Which local artist’s work do you most admire and/or collect?
Collecting art is something I really enjoy, I/we (Bella and myself) try to collect as much as possible. Some of the local artists already in our home are Cameron Platter, Jared Ginsburg, Georgina Gratrix, Rodan Kane Hart, John Muafangejo, Nico Krijno, Stefan Krynauw, Jaco Van Schalkwyk, Walter Battiss, Dan Halter, Davis Ndungu and Kerry Chaloner. I hope to one day add Michael McGarry, Zander Blom and Athi-Patra Ruga to the family.
Then there’s also the collection of ‘craft’ art collected from around the continent/rest of the world, which means just as much to us.
In your opinion, good design is…
Your brand new website has been some years in the making. It’s stunning. Can you tell us a little about the overarching effect you wanted to achieve?
Thank you 🙂 But ‘years in the making’ is probably the wrong wording; it’s more like ‘years in limbo’. I recently realised it was getting a bit pathetic, and had to do something about it, but I didn’t want to overthink it. So I just tried to find a neutral, effective way to get across the work I’ve done in the most simple, informative way possible.

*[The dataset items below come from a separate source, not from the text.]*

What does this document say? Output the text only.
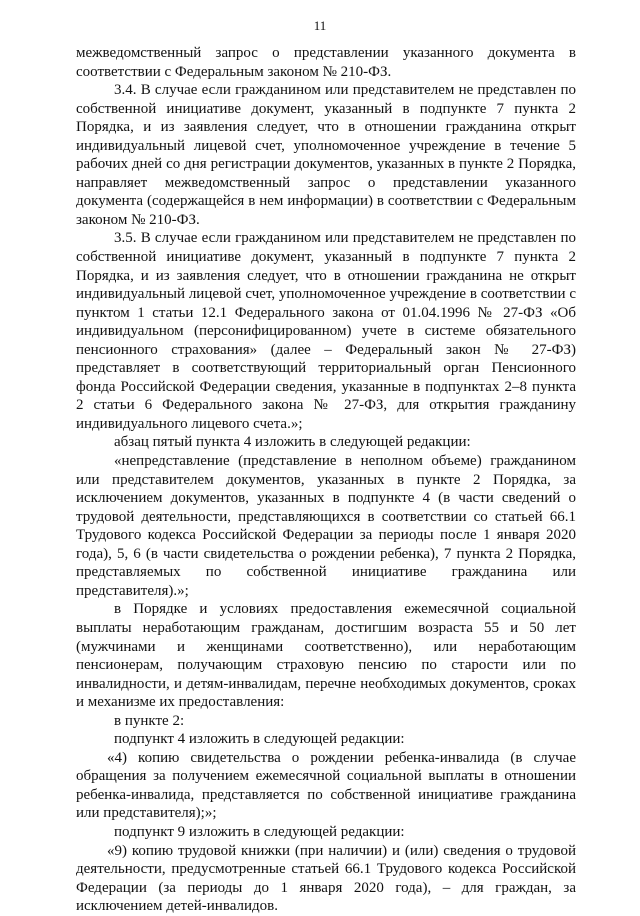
11

межведомственный запрос о представлении указанного документа в соответствии с Федеральным законом № 210-ФЗ.

3.4. В случае если гражданином или представителем не представлен по собственной инициативе документ, указанный в подпункте 7 пункта 2 Порядка, и из заявления следует, что в отношении гражданина открыт индивидуальный лицевой счет, уполномоченное учреждение в течение 5 рабочих дней со дня регистрации документов, указанных в пункте 2 Порядка, направляет межведомственный запрос о представлении указанного документа (содержащейся в нем информации) в соответствии с Федеральным законом № 210-ФЗ.

3.5. В случае если гражданином или представителем не представлен по собственной инициативе документ, указанный в подпункте 7 пункта 2 Порядка, и из заявления следует, что в отношении гражданина не открыт индивидуальный лицевой счет, уполномоченное учреждение в соответствии с пунктом 1 статьи 12.1 Федерального закона от 01.04.1996 № 27-ФЗ «Об индивидуальном (персонифицированном) учете в системе обязательного пенсионного страхования» (далее – Федеральный закон № 27-ФЗ) представляет в соответствующий территориальный орган Пенсионного фонда Российской Федерации сведения, указанные в подпунктах 2–8 пункта 2 статьи 6 Федерального закона № 27-ФЗ, для открытия гражданину индивидуального лицевого счета.»;

абзац пятый пункта 4 изложить в следующей редакции:

«непредставление (представление в неполном объеме) гражданином или представителем документов, указанных в пункте 2 Порядка, за исключением документов, указанных в подпункте 4 (в части сведений о трудовой деятельности, представляющихся в соответствии со статьей 66.1 Трудового кодекса Российской Федерации за периоды после 1 января 2020 года), 5, 6 (в части свидетельства о рождении ребенка), 7 пункта 2 Порядка, представляемых по собственной инициативе гражданина или представителя).»;

в Порядке и условиях предоставления ежемесячной социальной выплаты неработающим гражданам, достигшим возраста 55 и 50 лет (мужчинами и женщинами соответственно), или неработающим пенсионерам, получающим страховую пенсию по старости или по инвалидности, и детям-инвалидам, перечне необходимых документов, сроках и механизме их предоставления:

в пункте 2:

подпункт 4 изложить в следующей редакции:

«4) копию свидетельства о рождении ребенка-инвалида (в случае обращения за получением ежемесячной социальной выплаты в отношении ребенка-инвалида, представляется по собственной инициативе гражданина или представителя);»;

подпункт 9 изложить в следующей редакции:

«9) копию трудовой книжки (при наличии) и (или) сведения о трудовой деятельности, предусмотренные статьей 66.1 Трудового кодекса Российской Федерации (за периоды до 1 января 2020 года), – для граждан, за исключением детей-инвалидов.
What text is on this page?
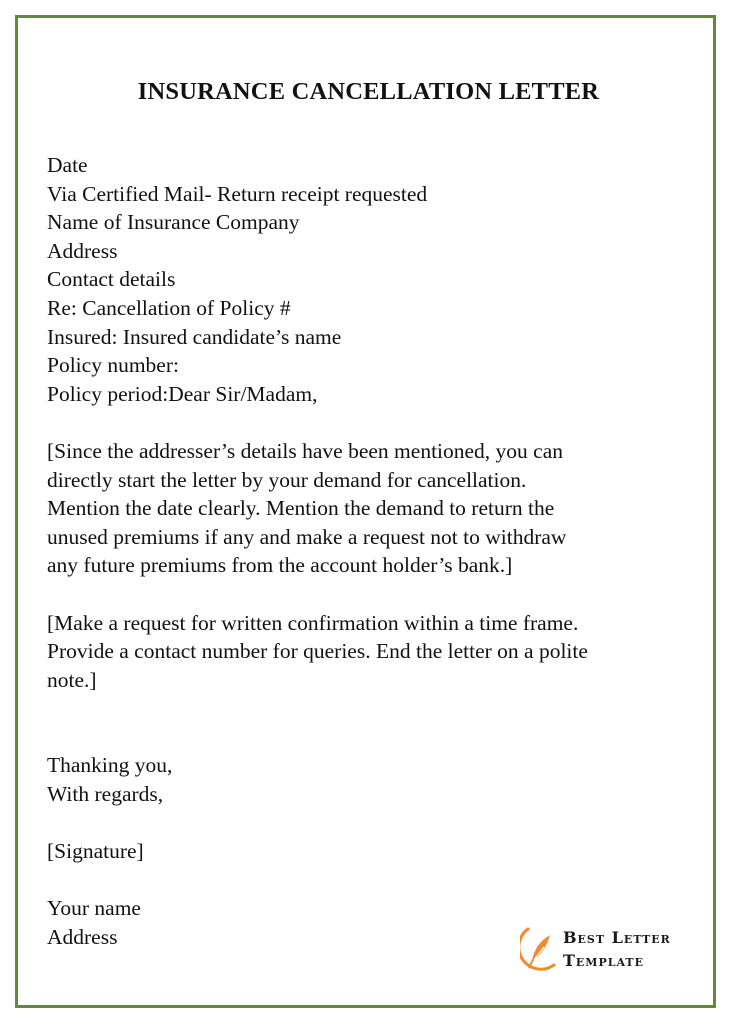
INSURANCE CANCELLATION LETTER
Date
Via Certified Mail- Return receipt requested
Name of Insurance Company
Address
Contact details
Re: Cancellation of Policy #
Insured: Insured candidate’s name
Policy number:
Policy period:Dear Sir/Madam,
[Since the addresser’s details have been mentioned, you can
directly start the letter by your demand for cancellation.
Mention the date clearly. Mention the demand to return the
unused premiums if any and make a request not to withdraw
any future premiums from the account holder’s bank.]
[Make a request for written confirmation within a time frame.
Provide a contact number for queries. End the letter on a polite
note.]
Thanking you,
With regards,
[Signature]
Your name
Address	Best Letter
Template
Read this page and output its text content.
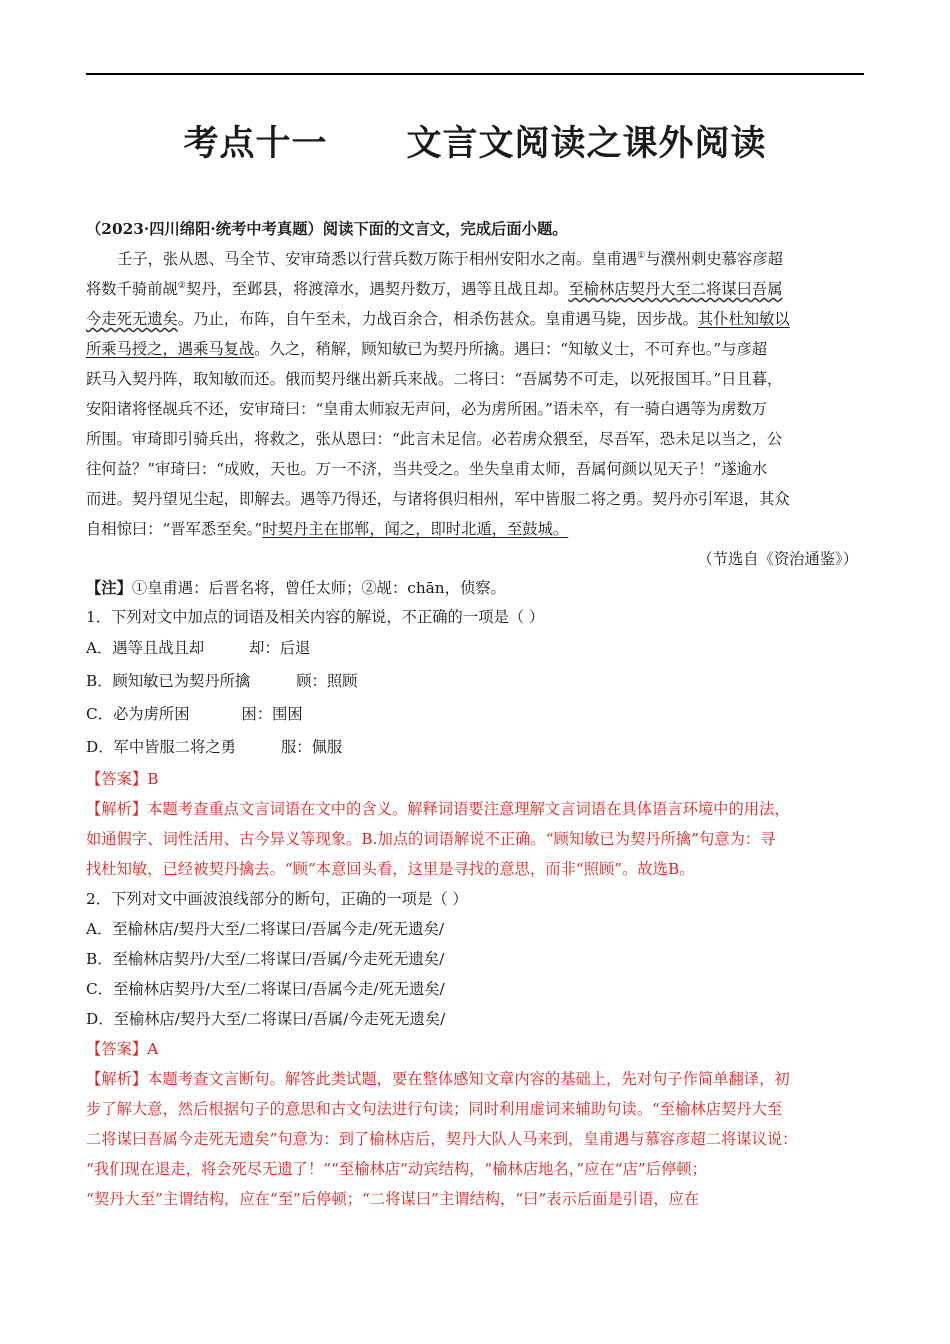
考点十一      文言文阅读之课外阅读
（2023·四川绵阳·统考中考真题）阅读下面的文言文，完成后面小题。
壬子，张从恩、马全节、安审琦悉以行营兵数万陈于相州安阳水之南。皇甫遇①与濮州刺史慕容彦超
将数千骑前觇②契丹，至邺县，将渡漳水，遇契丹数万，遇等且战且却。至榆林店契丹大至二将谋曰吾属
今走死无遗矣。乃止，布阵，自午至未，力战百余合，相杀伤甚众。皇甫遇马毙，因步战。其仆杜知敏以
所乘马授之，遇乘马复战。久之，稍解，顾知敏已为契丹所擒。遇曰：“知敏义士，不可弃也。”与彦超
跃马入契丹阵，取知敏而还。俄而契丹继出新兵来战。二将曰：“吾属势不可走，以死报国耳。”日且暮，
安阳诸将怪觇兵不还，安审琦曰：“皇甫太师寂无声问，必为虏所困。”语未卒，有一骑白遇等为虏数万
所围。审琦即引骑兵出，将救之，张从恩曰：“此言未足信。必若虏众猥至，尽吾军，恐未足以当之，公
往何益？”审琦曰：“成败，天也。万一不济，当共受之。坐失皇甫太师，吾属何颜以见天子！”遂逾水
而进。契丹望见尘起，即解去。遇等乃得还，与诸将俱归相州，军中皆服二将之勇。契丹亦引军退，其众
自相惊曰：“晋军悉至矣。”时契丹主在邯郸，闻之，即时北遁，至鼓城。
（节选自《资治通鉴》）
【注】①皇甫遇：后晋名将，曾任太师；②觇：chān，侦察。
1．下列对文中加点的词语及相关内容的解说，不正确的一项是（ ）
A．遇等且战且却	却：后退
B．顾知敏已为契丹所擒	顾：照顾
C．必为虏所困	困：围困
D．军中皆服二将之勇	服：佩服
【答案】B
【解析】本题考查重点文言词语在文中的含义。解释词语要注意理解文言词语在具体语言环境中的用法，
如通假字、词性活用、古今异义等现象。B.加点的词语解说不正确。“顾知敏已为契丹所擒”句意为：寻
找杜知敏，已经被契丹擒去。“顾”本意回头看，这里是寻找的意思，而非“照顾”。故选B。
2．下列对文中画波浪线部分的断句，正确的一项是（ ）
A．至榆林店/契丹大至/二将谋曰/吾属今走/死无遗矣/
B．至榆林店契丹/大至/二将谋曰/吾属/今走死无遗矣/
C．至榆林店契丹/大至/二将谋曰/吾属今走/死无遗矣/
D．至榆林店/契丹大至/二将谋曰/吾属/今走死无遗矣/
【答案】A
【解析】本题考查文言断句。解答此类试题，要在整体感知文章内容的基础上，先对句子作简单翻译，初
步了解大意，然后根据句子的意思和古文句法进行句读；同时利用虚词来辅助句读。“至榆林店契丹大至
二将谋曰吾属今走死无遗矣”句意为：到了榆林店后，契丹大队人马来到，皇甫遇与慕容彦超二将谋议说：
“我们现在退走，将会死尽无遗了！”“至榆林店”动宾结构，“榆林店地名，”应在“店”后停顿；
“契丹大至”主谓结构，应在“至”后停顿；“二将谋曰”主谓结构，“曰”表示后面是引语，应在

What new and exciting projects are next for you?
There are always a couple of nice book/design projects coming up, but the most exciting project is definitely the publishing and editions company Rodan Kane Hart and I are busy setting up. The name’s BAD PAPER, and with it we aim to work closely with artists to publish limited and larger-run artist books, as well as artwork editions, be it sculpture, painting, print or whatever. There’s also a keen interest in music and how we can integrate that into the mix.
We want to create a space for the artists to take risks, try something they perhaps wouldn’t usually feel they could, in both books and artworks. Blurring the line between those two elements is important too, in the current context of online publications and digital media being a more responsible and efficient way to distribute information, there’s even more reason for the book to be a physical artwork in itself, and to be cherished as such in our lives.